Friday, July 31, 2009

President Obama's Health Care Reform 2009

President Barack Obama noted during his election campaign for the 2008 presidential election that the health care system in the United States was at best inadequate. Many times he spoke about the system, the many uninsured and under-insured people throughout the country and how it was time for health care reform. He promised that if elected, he would make the issue a top priority for the nation.

Planning Health Care Reform

In the years prior to becoming elected as the President of the United States, Mr. Obama researched and consulted with experts all around the country looking for help in devising a new plan for health care in the US. He knew that it was time to fix the failing system that was in effect and drew up plans for his health care reform which were viewable on his website.

On July 14, 2009 a healthcare reform bill, written by Chairmen Charles B. Rangel (D-NY), Henry Waxman (D-CA) and George Miller (D-CA), the chairmen of the House Ways and Means, Energy and Commerce and Education and Labor Committees in conjunction with President Obama's plan, was introduced in the House of Representatives. This bill included an attempt to control the costs of health care by trying to eliminate fraud and waste and promote quality and accountability. It proposed that it would save $500 billion over 10 years and strengthen Medicare. In a statement by the President he also claimed that with this proposal, "Americans can receive the best care, not the most expensive care. And it will offer families and businesses more choices and more affordable health care."

Pre-Existing Conditions and Changing Jobs

They propose to disallow insurance companies to deny coverage for pre-existing conditions and to cover workers themselves, not hinging insurance coverage on whether or not they keep the same job. One of the problems facing workers under the current system is that if they change jobs, are laid off or start their own businesses, they will lose their health care and if they already have a health condition, they stand a risk of being denied coverage.

The biggest change in the way that company coverage would work is that the individual consumers would be choosing their insurance and their employers would help pay for it instead of the current standard in which the business chooses the insurance and they help their employees pay for it. At this time, if that employee leaves the company, he is no longer insured until he either purchases his own or has been employed at a new company for a certain period of time. Usually this time period is about 90 days, but it can be up to a year.

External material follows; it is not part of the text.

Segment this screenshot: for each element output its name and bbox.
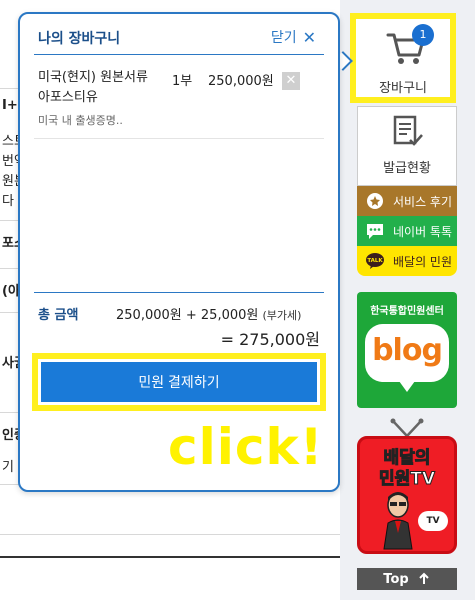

The proposal suggests that it will be able to cover an estimated 97% of Americans with it's system that includes a public health care option and an insurance exchange that would allow families to review pricing and quality to let them choose the plan that best suits them.

An Ounce of Prevention is Worth a Pound of Cure

President Obama has, since the beginning, endorsed a preventive maintenance attitude towards health care, stating that if more emphasis was put on preventing disease and crippling medical conditions, less money would have to be spent on trying to cure. Through education and preventive measures such as early diagnostic testing, learning healthy habits, and investing in the future of scientific research President Obama is looking to the future and hoping, as he does with many of his programs, that what we do today will benefit society as a whole tomorrow.

The Senate Draws a Similar Proposal

The Health, Education, Labor and Pensions (HELP) Committee released 615 page document (not yet in it's final form) on Tuesday Jun 9, 2009. The Committee chairman is Senator Ted Kennedy but Senator Chris Dodd has been filling in for him and drafting much of the bill while Senator Kennedy has been dealing with brain cancer.

Opponents of the Proposals

Opponents of this reform plan spend as much as $1.4 million every day sending lobbyists around Washington D.C. hoping to spoil the plans of this reform. The White House says that some opponents are going so far as to spread mis-information about items in the bills such as a rumor that the bill requires older persons on Medicare to be forced to discuss options of how to end their life. Republican congresswoman Ginny Brown-Waite was quoted as saying, "'It doesn't say that they're going to receive counseling on euthanasia, that's not what it says,' but some people fear that the government is trying to control every aspect of their lives and that this reform bill is just one more step closer to a Socialist regime.

House Republican leader John Boehner said that the plan will “increase healthcare costs for families, small businesses, and seniors, destroy jobs, and reduce access to quality healthcare.”

Supporters of President Obama say that nothing could be further from the truth and that bringing about this health care reform is a necessary step for a better future for the US.